Das hat zu Zeiten von Ukraine- und Gazakrieg einen gewissen Symbolwert. Mit einigem gutem Willen ließe sich die Aktion auch unter „queering the mainstream“ subsumieren. Ist doch die im Volksmund „Goldelse“ genannte Skulptur auch das Symbol von Berlins queerer Community, die in dem Stadtgrün rund um den Großen Stern einer ganz besonderen Form von body politics nachgeht.

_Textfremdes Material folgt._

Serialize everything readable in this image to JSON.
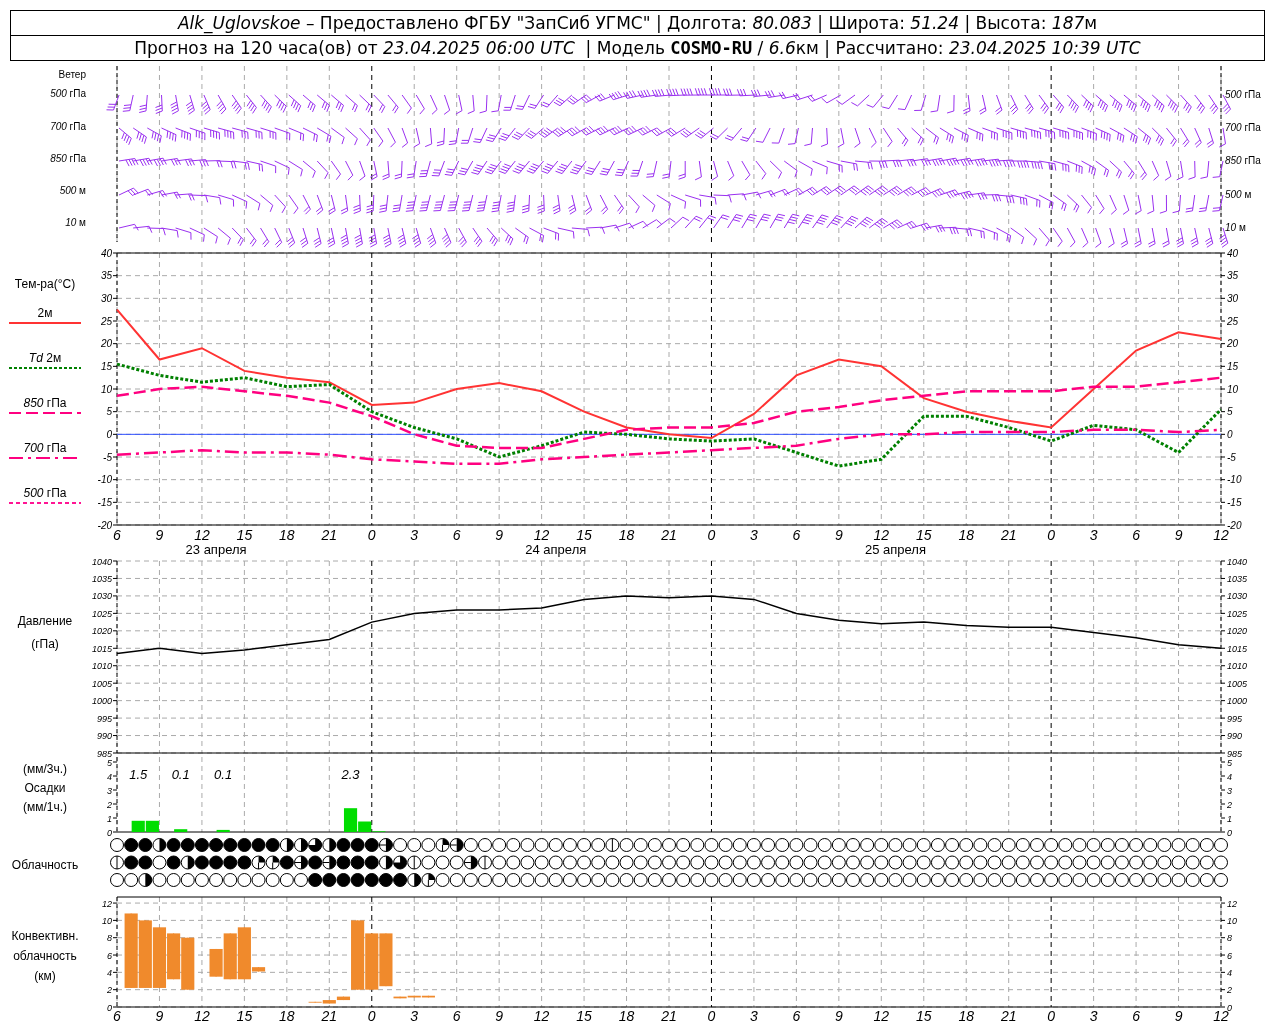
{
  "header": {
    "line_1": {
      "station": "Alk_Uglovskoe",
      "source": " – Предоставлено ФГБУ \"ЗапСиб УГМС\" | Долгота: ",
      "longitude": "80.083",
      "latitude_label": " | Широта: ",
      "latitude": "51.24",
      "altitude_label": " | Высота: ",
      "altitude": "187",
      "altitude_unit": "м"
    },
    "line_2": {
      "prefix": "Прогноз на 120 часа(ов) от ",
      "start": "23.04.2025 06:00 UTC",
      "model_label": "  | Модель ",
      "model": "COSMO-RU",
      "separator": " / ",
      "resolution": "6.6",
      "calc_label": "км | Рассчитано: ",
      "calculated": "23.04.2025 10:39 UTC"
    }
  },
  "wind": {
    "title": "Ветер",
    "levels_left": [
      "*500* гПа",
      "*700* гПа",
      "*850* гПа",
      "*500* м",
      "*10* м"
    ],
    "levels_right": [
      "*500* гПа",
      "*700* гПа",
      "*850* гПа",
      "*500* м",
      "*10* м"
    ]
  },
  "temperature": {
    "title": "Тем-ра(°C)",
    "legend": [
      {
        "label": "2м",
        "color": "#ff3333",
        "kind": "solid"
      },
      {
        "label": "*Td* 2м",
        "color": "#008000",
        "kind": "dotted"
      },
      {
        "label": "*850* гПа",
        "color": "#ff0080",
        "kind": "dashed"
      },
      {
        "label": "*700* гПа",
        "color": "#ff0080",
        "kind": "dashdot"
      },
      {
        "label": "*500* гПа",
        "color": "#ff1493",
        "kind": "short"
      }
    ],
    "chart_data": {
      "type": "line",
      "grid": true,
      "categories": [
        "6",
        "9",
        "12",
        "15",
        "18",
        "21",
        "0",
        "3",
        "6",
        "9",
        "12",
        "15",
        "18",
        "21",
        "0",
        "3",
        "6",
        "9",
        "12",
        "15",
        "18",
        "21",
        "0",
        "3",
        "6",
        "9",
        "12"
      ],
      "series": [
        {
          "color": "#ff3333",
          "line_style": "solid",
          "values": [
            27.5,
            16.5,
            19,
            14,
            12.5,
            11.5,
            6.5,
            7,
            10,
            11.3,
            9.5,
            5,
            1.5,
            0,
            -0.8,
            4.5,
            13,
            16.5,
            15,
            8,
            5,
            3,
            1.5,
            10,
            18.5,
            22.5,
            21
          ]
        },
        {
          "color": "#008000",
          "line_style": "dotted",
          "values": [
            15.5,
            13,
            11.5,
            12.5,
            10.5,
            11,
            5,
            1.5,
            -1,
            -5,
            -2.5,
            0.5,
            0,
            -1,
            -1.5,
            -1,
            -4,
            -7,
            -5.5,
            4,
            4,
            1.5,
            -1.5,
            2,
            1,
            -4,
            5.5
          ]
        },
        {
          "color": "#ff0080",
          "line_style": "dashed",
          "values": [
            8.5,
            10,
            10.5,
            9.5,
            8.5,
            7,
            4,
            0,
            -2.5,
            -3,
            -3,
            -1,
            1,
            1.5,
            1.5,
            2.5,
            5,
            6,
            7.5,
            8.5,
            9.5,
            9.5,
            9.5,
            10.5,
            10.5,
            11.5,
            12.5
          ]
        },
        {
          "color": "#ff0080",
          "line_style": "dashdot",
          "values": [
            -4.5,
            -4,
            -3.5,
            -4,
            -4,
            -4.5,
            -5.5,
            -6,
            -6.5,
            -6.5,
            -5.5,
            -5,
            -4.5,
            -4,
            -3.5,
            -3,
            -2.5,
            -1,
            0,
            0,
            0.5,
            0.5,
            0.5,
            1,
            1,
            0.5,
            1
          ]
        }
      ],
      "ref_lines": [
        {
          "axis": "y",
          "value": 0,
          "color": "#3050ff"
        }
      ],
      "ylim": [
        -20,
        40
      ],
      "yticks": [
        -20,
        -15,
        -10,
        -5,
        0,
        5,
        10,
        15,
        20,
        25,
        30,
        35,
        40
      ]
    },
    "right_axis_labels": [
      "40",
      "35",
      "30",
      "25",
      "20",
      "15",
      "10",
      "5",
      "0",
      "-5",
      "-10",
      "-15",
      "-20"
    ],
    "day_labels": [
      "23 апреля",
      "24 апреля",
      "25 апреля"
    ]
  },
  "pressure": {
    "title": "Давление",
    "unit": "(гПа)",
    "right_axis_labels": [
      "1040",
      "1035",
      "1030",
      "1025",
      "1020",
      "1015",
      "1010",
      "1005",
      "1000",
      "995",
      "990",
      "985"
    ],
    "chart_data": {
      "type": "line",
      "grid": true,
      "categories": [
        null,
        null,
        null,
        null,
        null,
        null,
        null,
        null,
        null,
        null,
        null,
        null,
        null,
        null,
        null,
        null,
        null,
        null,
        null,
        null,
        null,
        null,
        null,
        null,
        null,
        null,
        null
      ],
      "series": [
        {
          "color": "#000000",
          "values": [
            1013.5,
            1015,
            1013.5,
            1014.5,
            1016,
            1017.5,
            1022.5,
            1025,
            1026,
            1026,
            1026.5,
            1029,
            1030,
            1029.5,
            1030,
            1029,
            1025,
            1023,
            1022,
            1022.5,
            1021.5,
            1021,
            1021,
            1019.5,
            1018,
            1016,
            1015
          ]
        }
      ],
      "ylim": [
        985,
        1040
      ],
      "yticks": [
        985,
        990,
        995,
        1000,
        1005,
        1010,
        1015,
        1020,
        1025,
        1030,
        1035,
        1040
      ]
    }
  },
  "precipitation": {
    "unit_top": "(мм/3ч.)",
    "title": "Осадки",
    "unit_bottom": "(мм/1ч.)",
    "right_axis_labels": [
      "5",
      "4",
      "3",
      "2",
      "1",
      "0"
    ],
    "chart_data": {
      "type": "bar",
      "grid": true,
      "categories": [
        null,
        null,
        null,
        null,
        null,
        null,
        null,
        null,
        null,
        null,
        null,
        null,
        null,
        null,
        null,
        null,
        null,
        null,
        null,
        null,
        null,
        null,
        null,
        null,
        null,
        null,
        null,
        null,
        null,
        null,
        null,
        null,
        null,
        null,
        null,
        null,
        null,
        null,
        null,
        null,
        null,
        null,
        null,
        null,
        null,
        null,
        null,
        null,
        null,
        null,
        null,
        null,
        null,
        null,
        null,
        null,
        null,
        null,
        null,
        null,
        null,
        null,
        null,
        null,
        null,
        null,
        null,
        null,
        null,
        null,
        null,
        null,
        null,
        null,
        null,
        null,
        null,
        null
      ],
      "series": [
        {
          "color": "#00dd00",
          "values": [
            0,
            0.8,
            0.8,
            0,
            0.2,
            0,
            0,
            0.15,
            0,
            0,
            0,
            0,
            0,
            0,
            0,
            0,
            1.7,
            0.75,
            0.05,
            0,
            0,
            0,
            0,
            0,
            0,
            0,
            0,
            0,
            0,
            0,
            0,
            0,
            0,
            0,
            0,
            0,
            0,
            0,
            0,
            0,
            0,
            0,
            0,
            0,
            0,
            0,
            0,
            0,
            0,
            0,
            0,
            0,
            0,
            0,
            0,
            0,
            0,
            0,
            0,
            0,
            0,
            0,
            0,
            0,
            0,
            0,
            0,
            0,
            0,
            0,
            0,
            0,
            0,
            0,
            0,
            0,
            0,
            0
          ]
        }
      ],
      "ylim": [
        0,
        5
      ],
      "yticks": [
        0,
        1,
        2,
        3,
        4,
        5
      ],
      "annotations": [
        "1.5",
        "0.1",
        "0.1",
        "2.3"
      ]
    }
  },
  "cloudiness": {
    "title": "Облачность",
    "rows": [
      {
        "cells": [
          {
            "kind": "clear"
          },
          {
            "kind": "overcast"
          },
          {
            "kind": "overcast"
          },
          {
            "kind": "half"
          },
          {
            "kind": "overcast"
          },
          {
            "kind": "overcast"
          },
          {
            "kind": "overcast"
          },
          {
            "kind": "overcast"
          },
          {
            "kind": "overcast"
          },
          {
            "kind": "overcast"
          },
          {
            "kind": "overcast"
          },
          {
            "kind": "overcast"
          },
          {
            "kind": "half"
          },
          {
            "kind": "half"
          },
          {
            "kind": "most"
          },
          {
            "kind": "half"
          },
          {
            "kind": "overcast"
          },
          {
            "kind": "overcast"
          },
          {
            "kind": "overcast"
          },
          {
            "kind": "split"
          },
          {
            "kind": "clear"
          },
          {
            "kind": "clear"
          },
          {
            "kind": "clear"
          },
          {
            "kind": "quarter"
          },
          {
            "kind": "split"
          },
          {
            "kind": "clear"
          },
          {
            "kind": "clear"
          },
          {
            "kind": "clear"
          },
          {
            "kind": "clear"
          },
          {
            "kind": "clear"
          },
          {
            "kind": "clear"
          },
          {
            "kind": "clear"
          },
          {
            "kind": "clear"
          },
          {
            "kind": "clear"
          },
          {
            "kind": "clear"
          },
          {
            "kind": "trace"
          },
          {
            "kind": "clear"
          },
          {
            "kind": "clear"
          },
          {
            "kind": "clear"
          },
          {
            "kind": "clear"
          },
          {
            "kind": "clear"
          },
          {
            "kind": "clear"
          },
          {
            "kind": "clear"
          },
          {
            "kind": "clear"
          },
          {
            "kind": "clear"
          },
          {
            "kind": "clear"
          },
          {
            "kind": "clear"
          },
          {
            "kind": "clear"
          },
          {
            "kind": "clear"
          },
          {
            "kind": "clear"
          },
          {
            "kind": "clear"
          },
          {
            "kind": "clear"
          },
          {
            "kind": "clear"
          },
          {
            "kind": "clear"
          },
          {
            "kind": "clear"
          },
          {
            "kind": "clear"
          },
          {
            "kind": "clear"
          },
          {
            "kind": "clear"
          },
          {
            "kind": "clear"
          },
          {
            "kind": "clear"
          },
          {
            "kind": "clear"
          },
          {
            "kind": "clear"
          },
          {
            "kind": "clear"
          },
          {
            "kind": "clear"
          },
          {
            "kind": "clear"
          },
          {
            "kind": "clear"
          },
          {
            "kind": "clear"
          },
          {
            "kind": "clear"
          },
          {
            "kind": "clear"
          },
          {
            "kind": "clear"
          },
          {
            "kind": "clear"
          },
          {
            "kind": "clear"
          },
          {
            "kind": "clear"
          },
          {
            "kind": "clear"
          },
          {
            "kind": "clear"
          },
          {
            "kind": "clear"
          },
          {
            "kind": "clear"
          },
          {
            "kind": "clear"
          },
          {
            "kind": "clear"
          }
        ]
      },
      {
        "cells": [
          {
            "kind": "trace"
          },
          {
            "kind": "overcast"
          },
          {
            "kind": "overcast"
          },
          {
            "kind": "clear"
          },
          {
            "kind": "overcast"
          },
          {
            "kind": "half"
          },
          {
            "kind": "overcast"
          },
          {
            "kind": "overcast"
          },
          {
            "kind": "overcast"
          },
          {
            "kind": "overcast"
          },
          {
            "kind": "quarter"
          },
          {
            "kind": "quarter"
          },
          {
            "kind": "overcast"
          },
          {
            "kind": "split"
          },
          {
            "kind": "overcast"
          },
          {
            "kind": "split"
          },
          {
            "kind": "overcast"
          },
          {
            "kind": "overcast"
          },
          {
            "kind": "overcast"
          },
          {
            "kind": "half"
          },
          {
            "kind": "most"
          },
          {
            "kind": "trace"
          },
          {
            "kind": "clear"
          },
          {
            "kind": "clear"
          },
          {
            "kind": "clear"
          },
          {
            "kind": "split"
          },
          {
            "kind": "trace"
          },
          {
            "kind": "clear"
          },
          {
            "kind": "clear"
          },
          {
            "kind": "clear"
          },
          {
            "kind": "clear"
          },
          {
            "kind": "clear"
          },
          {
            "kind": "clear"
          },
          {
            "kind": "clear"
          },
          {
            "kind": "clear"
          },
          {
            "kind": "clear"
          },
          {
            "kind": "clear"
          },
          {
            "kind": "clear"
          },
          {
            "kind": "clear"
          },
          {
            "kind": "clear"
          },
          {
            "kind": "clear"
          },
          {
            "kind": "clear"
          },
          {
            "kind": "clear"
          },
          {
            "kind": "clear"
          },
          {
            "kind": "clear"
          },
          {
            "kind": "clear"
          },
          {
            "kind": "clear"
          },
          {
            "kind": "clear"
          },
          {
            "kind": "clear"
          },
          {
            "kind": "clear"
          },
          {
            "kind": "clear"
          },
          {
            "kind": "clear"
          },
          {
            "kind": "clear"
          },
          {
            "kind": "clear"
          },
          {
            "kind": "clear"
          },
          {
            "kind": "clear"
          },
          {
            "kind": "clear"
          },
          {
            "kind": "clear"
          },
          {
            "kind": "clear"
          },
          {
            "kind": "clear"
          },
          {
            "kind": "clear"
          },
          {
            "kind": "clear"
          },
          {
            "kind": "clear"
          },
          {
            "kind": "clear"
          },
          {
            "kind": "clear"
          },
          {
            "kind": "clear"
          },
          {
            "kind": "clear"
          },
          {
            "kind": "clear"
          },
          {
            "kind": "clear"
          },
          {
            "kind": "clear"
          },
          {
            "kind": "clear"
          },
          {
            "kind": "clear"
          },
          {
            "kind": "clear"
          },
          {
            "kind": "clear"
          },
          {
            "kind": "clear"
          },
          {
            "kind": "clear"
          },
          {
            "kind": "clear"
          },
          {
            "kind": "clear"
          },
          {
            "kind": "clear"
          }
        ]
      },
      {
        "cells": [
          {
            "kind": "clear"
          },
          {
            "kind": "clear"
          },
          {
            "kind": "half"
          },
          {
            "kind": "clear"
          },
          {
            "kind": "clear"
          },
          {
            "kind": "clear"
          },
          {
            "kind": "clear"
          },
          {
            "kind": "clear"
          },
          {
            "kind": "clear"
          },
          {
            "kind": "clear"
          },
          {
            "kind": "clear"
          },
          {
            "kind": "clear"
          },
          {
            "kind": "clear"
          },
          {
            "kind": "clear"
          },
          {
            "kind": "overcast"
          },
          {
            "kind": "overcast"
          },
          {
            "kind": "overcast"
          },
          {
            "kind": "overcast"
          },
          {
            "kind": "overcast"
          },
          {
            "kind": "overcast"
          },
          {
            "kind": "overcast"
          },
          {
            "kind": "half"
          },
          {
            "kind": "quarter"
          },
          {
            "kind": "clear"
          },
          {
            "kind": "clear"
          },
          {
            "kind": "clear"
          },
          {
            "kind": "clear"
          },
          {
            "kind": "clear"
          },
          {
            "kind": "clear"
          },
          {
            "kind": "clear"
          },
          {
            "kind": "clear"
          },
          {
            "kind": "clear"
          },
          {
            "kind": "clear"
          },
          {
            "kind": "clear"
          },
          {
            "kind": "clear"
          },
          {
            "kind": "clear"
          },
          {
            "kind": "clear"
          },
          {
            "kind": "clear"
          },
          {
            "kind": "clear"
          },
          {
            "kind": "clear"
          },
          {
            "kind": "clear"
          },
          {
            "kind": "clear"
          },
          {
            "kind": "clear"
          },
          {
            "kind": "clear"
          },
          {
            "kind": "clear"
          },
          {
            "kind": "clear"
          },
          {
            "kind": "clear"
          },
          {
            "kind": "clear"
          },
          {
            "kind": "clear"
          },
          {
            "kind": "clear"
          },
          {
            "kind": "clear"
          },
          {
            "kind": "clear"
          },
          {
            "kind": "clear"
          },
          {
            "kind": "clear"
          },
          {
            "kind": "clear"
          },
          {
            "kind": "clear"
          },
          {
            "kind": "clear"
          },
          {
            "kind": "clear"
          },
          {
            "kind": "clear"
          },
          {
            "kind": "clear"
          },
          {
            "kind": "clear"
          },
          {
            "kind": "clear"
          },
          {
            "kind": "clear"
          },
          {
            "kind": "clear"
          },
          {
            "kind": "clear"
          },
          {
            "kind": "clear"
          },
          {
            "kind": "clear"
          },
          {
            "kind": "clear"
          },
          {
            "kind": "clear"
          },
          {
            "kind": "clear"
          },
          {
            "kind": "clear"
          },
          {
            "kind": "clear"
          },
          {
            "kind": "clear"
          },
          {
            "kind": "clear"
          },
          {
            "kind": "clear"
          },
          {
            "kind": "clear"
          },
          {
            "kind": "clear"
          },
          {
            "kind": "clear"
          },
          {
            "kind": "clear"
          }
        ]
      }
    ]
  },
  "convective": {
    "title": "Конвективн.",
    "subtitle": "облачность",
    "unit": "(км)",
    "right_axis_labels": [
      "12",
      "10",
      "8",
      "6",
      "4",
      "2",
      "0"
    ],
    "chart_data": {
      "type": "candlestick",
      "grid": true,
      "categories": [
        "6",
        null,
        null,
        "9",
        null,
        null,
        "12",
        null,
        null,
        "15",
        null,
        null,
        "18",
        null,
        null,
        "21",
        null,
        null,
        "0",
        null,
        null,
        "3",
        null,
        null,
        "6",
        null,
        null,
        "9",
        null,
        null,
        "12",
        null,
        null,
        "15",
        null,
        null,
        "18",
        null,
        null,
        "21",
        null,
        null,
        "0",
        null,
        null,
        "3",
        null,
        null,
        "6",
        null,
        null,
        "9",
        null,
        null,
        "12",
        null,
        null,
        "15",
        null,
        null,
        "18",
        null,
        null,
        "21",
        null,
        null,
        "0",
        null,
        null,
        "3",
        null,
        null,
        "6",
        null,
        null,
        "9",
        null,
        null,
        "12"
      ],
      "series": [
        {
          "color": "#f08a2c",
          "ohlc": [
            null,
            [
              2.2,
              10.8,
              2.2,
              10.8
            ],
            [
              2.2,
              10,
              2.2,
              10
            ],
            [
              2.2,
              9.2,
              2.2,
              9.2
            ],
            [
              3.2,
              8.5,
              3.2,
              8.5
            ],
            [
              2,
              8,
              2,
              8
            ],
            null,
            [
              3.5,
              6.7,
              3.5,
              6.7
            ],
            [
              3.2,
              8.5,
              3.2,
              8.5
            ],
            [
              3.2,
              9.2,
              3.2,
              9.2
            ],
            [
              4.1,
              4.6,
              4.1,
              4.6
            ],
            null,
            null,
            null,
            [
              0.5,
              0.6,
              0.5,
              0.6
            ],
            [
              0.4,
              0.8,
              0.4,
              0.8
            ],
            [
              0.8,
              1.2,
              0.8,
              1.2
            ],
            [
              2,
              10,
              2,
              10
            ],
            [
              2,
              8.5,
              2,
              8.5
            ],
            [
              2.4,
              8.5,
              2.4,
              8.5
            ],
            [
              1,
              1.2,
              1,
              1.2
            ],
            [
              1.1,
              1.3,
              1.1,
              1.3
            ],
            [
              1.1,
              1.3,
              1.1,
              1.3
            ],
            null,
            null,
            null,
            null,
            null,
            null,
            null,
            null,
            null,
            null,
            null,
            null,
            null,
            null,
            null,
            null,
            null,
            null,
            null,
            null,
            null,
            null,
            null,
            null,
            null,
            null,
            null,
            null,
            null,
            null,
            null,
            null,
            null,
            null,
            null,
            null,
            null,
            null,
            null,
            null,
            null,
            null,
            null,
            null,
            null,
            null,
            null,
            null,
            null,
            null,
            null,
            null,
            null,
            null,
            null,
            null
          ]
        }
      ],
      "ylim": [
        0,
        12.7
      ],
      "yticks": [
        0,
        2,
        4,
        6,
        8,
        10,
        12
      ]
    }
  }
}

Dem Titel der „Siegesgöttin“ entsprechend ist das Ganze aber auch eine echte „Win-Win-Situation“. Der promiverliebte Direktor Klaus Biesenbach kann sein angestaubtes Skulpturengrab mit einer angesagten Frau updaten. Kwade, deren Genius lange in Berlin schnöde übersehen wurde und heute ein Weltstar ist, der auf keiner Biennale fehlt, reiht sich ein in den Kanon der Moderne in der Hauptstadt der Berliner Republik, die sich gerade zur militärischen „Zeitenwende“ rüstet. Und die Freunde der Nationalgalerie können an einem warmen Sommerabend um das Goldene Kalb tanzen.
Dass die Künstlerin die schon viel früher hergestellte Skulptur Mies van der Rohe’s Nationalbungalow nun als Geschenk übereignete, sieht großherzig aus. Zahlt sich für seine Erschafferin dennoch aus. Auch auf symbolisches Kapital gibt es bekanntlich Zinsen. Aber wenn am Ende womöglich doch eine Friedensdividende dabei herausspringt, will ich meine müden Pazifistenaugen mal beide zudrücken.